D’autres séquences ont aussi retenu notre attention :

Notamment certaines scènes parfois très caricaturales. Par exemple, chaque protagoniste fait l’objet d’une rapide biographie en images et notamment Nathalie Kosciusko-Morizet.
Cette phrase, "J’aime fumer des cigarettes avec des SDF", NKM ne l’a jamais prononcée. Elle fait référence à une photo qui avait été diffusé lors de la campagne pour la mairie de Paris et qui avait provoqué de nombreuses réactions et que les scénaristes mettent donc dans la bouche de la probable candidate à la primaire pour la décrire. Une petite liberté avec la réalité.

Autre séquence un peu gênante, cette conversation téléphonique rejouée entre Nadine Morano et un journaliste.
Cette fois, c’est un "off" de Nadine Morano qui est révélé et la source, on imagine bien sûr qu’il s’agit du journaliste qui avait Nadine Morano au téléphone ce jour-là.

Un genre de récit original mais qui est loin de faire l’unanimité :

Sur les réseaux sociaux, beaucoup ont salué l’originalité de la démarche, qui permet de voir ce qu’on ne voit pas, d’entendre ce qui reste généralement des "propos rapportés".
D’un autre côté en revanche, ils ont été très nombreux à trouver que les imitations semblaient parfois grotesques et que, surtout, ce docu-réalité constituait un grave mélange des genres.

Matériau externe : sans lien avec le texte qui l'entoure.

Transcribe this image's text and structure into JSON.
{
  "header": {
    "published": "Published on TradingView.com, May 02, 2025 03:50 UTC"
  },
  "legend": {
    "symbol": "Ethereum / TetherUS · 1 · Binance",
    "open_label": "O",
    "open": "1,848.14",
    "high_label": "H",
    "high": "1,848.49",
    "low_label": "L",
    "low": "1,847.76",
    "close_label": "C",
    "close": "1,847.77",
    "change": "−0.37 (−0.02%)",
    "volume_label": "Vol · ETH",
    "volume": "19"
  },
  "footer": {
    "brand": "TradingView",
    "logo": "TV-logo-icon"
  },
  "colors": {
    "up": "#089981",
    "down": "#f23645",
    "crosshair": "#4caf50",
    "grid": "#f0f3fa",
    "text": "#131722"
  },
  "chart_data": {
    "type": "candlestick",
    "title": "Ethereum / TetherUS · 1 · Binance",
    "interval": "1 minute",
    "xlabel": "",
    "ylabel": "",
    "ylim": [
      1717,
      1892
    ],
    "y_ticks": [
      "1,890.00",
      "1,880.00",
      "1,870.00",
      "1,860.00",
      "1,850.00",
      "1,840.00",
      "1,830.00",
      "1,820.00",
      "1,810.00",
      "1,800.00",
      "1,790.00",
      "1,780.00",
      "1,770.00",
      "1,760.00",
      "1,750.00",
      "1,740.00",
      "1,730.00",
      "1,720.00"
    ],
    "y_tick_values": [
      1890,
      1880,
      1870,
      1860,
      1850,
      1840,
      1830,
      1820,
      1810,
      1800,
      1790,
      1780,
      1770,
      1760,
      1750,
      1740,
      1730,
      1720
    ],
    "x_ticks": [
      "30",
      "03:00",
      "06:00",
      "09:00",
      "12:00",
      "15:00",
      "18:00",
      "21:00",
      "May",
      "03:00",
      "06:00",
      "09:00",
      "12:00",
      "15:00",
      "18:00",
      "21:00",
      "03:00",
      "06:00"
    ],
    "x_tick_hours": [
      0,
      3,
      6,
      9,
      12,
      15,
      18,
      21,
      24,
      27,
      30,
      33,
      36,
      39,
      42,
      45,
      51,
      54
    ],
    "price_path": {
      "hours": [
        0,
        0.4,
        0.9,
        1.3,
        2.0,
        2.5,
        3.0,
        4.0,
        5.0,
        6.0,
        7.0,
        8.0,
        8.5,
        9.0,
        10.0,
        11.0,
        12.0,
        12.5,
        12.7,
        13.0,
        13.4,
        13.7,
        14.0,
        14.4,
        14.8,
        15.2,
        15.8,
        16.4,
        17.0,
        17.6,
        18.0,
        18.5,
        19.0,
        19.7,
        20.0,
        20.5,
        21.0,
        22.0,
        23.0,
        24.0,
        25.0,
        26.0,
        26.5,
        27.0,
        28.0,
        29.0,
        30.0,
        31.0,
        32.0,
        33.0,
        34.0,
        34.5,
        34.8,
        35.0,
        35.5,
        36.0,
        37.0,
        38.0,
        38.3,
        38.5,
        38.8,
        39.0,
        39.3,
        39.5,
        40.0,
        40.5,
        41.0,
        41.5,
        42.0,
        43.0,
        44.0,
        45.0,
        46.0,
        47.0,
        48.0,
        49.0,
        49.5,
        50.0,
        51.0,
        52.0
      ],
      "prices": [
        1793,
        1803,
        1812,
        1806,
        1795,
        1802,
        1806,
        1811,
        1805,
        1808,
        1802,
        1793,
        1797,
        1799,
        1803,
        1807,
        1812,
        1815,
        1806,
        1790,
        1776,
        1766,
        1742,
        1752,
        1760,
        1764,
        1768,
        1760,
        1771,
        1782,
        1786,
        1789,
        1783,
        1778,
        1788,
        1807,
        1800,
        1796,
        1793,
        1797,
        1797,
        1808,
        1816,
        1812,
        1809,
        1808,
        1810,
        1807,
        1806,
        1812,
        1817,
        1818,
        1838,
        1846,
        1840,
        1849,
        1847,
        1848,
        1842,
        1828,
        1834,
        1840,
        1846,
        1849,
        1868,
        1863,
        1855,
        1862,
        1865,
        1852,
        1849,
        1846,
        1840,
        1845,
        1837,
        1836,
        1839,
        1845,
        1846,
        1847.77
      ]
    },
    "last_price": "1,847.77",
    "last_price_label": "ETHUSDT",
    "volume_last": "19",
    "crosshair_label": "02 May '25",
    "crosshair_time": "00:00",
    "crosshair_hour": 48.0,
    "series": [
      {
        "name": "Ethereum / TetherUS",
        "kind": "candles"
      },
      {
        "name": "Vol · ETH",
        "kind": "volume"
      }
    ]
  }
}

Beaucoup de responsables politiques se plaignent de la tentation de l’infotainment, de la mise en scène, préjudiciable, de l’actualité politique. De nombreux téléspectateurs sont aussi de cet avis face à ces "Verbatims". Une séquence qui n’aurait pas sa place sur le service public.

France 2 avait déjà expérimenté ce type de récite hybride, ce mélange de réalité et de fiction. En novembre 2014, la chaîne avait reconstitué le bureau politique de l’UMP qui avait conduit à la démission de Jean-François Copé de la présidence du parti.
Pas sûr que les critiques qui pleuvent ce matin sur cette nouvelle séquence soient suffisantes pour décourager France 2 de rééditer l’expérience.
Dimanche prochain, elle devrait cette fois s’intéresser au Parti socialiste.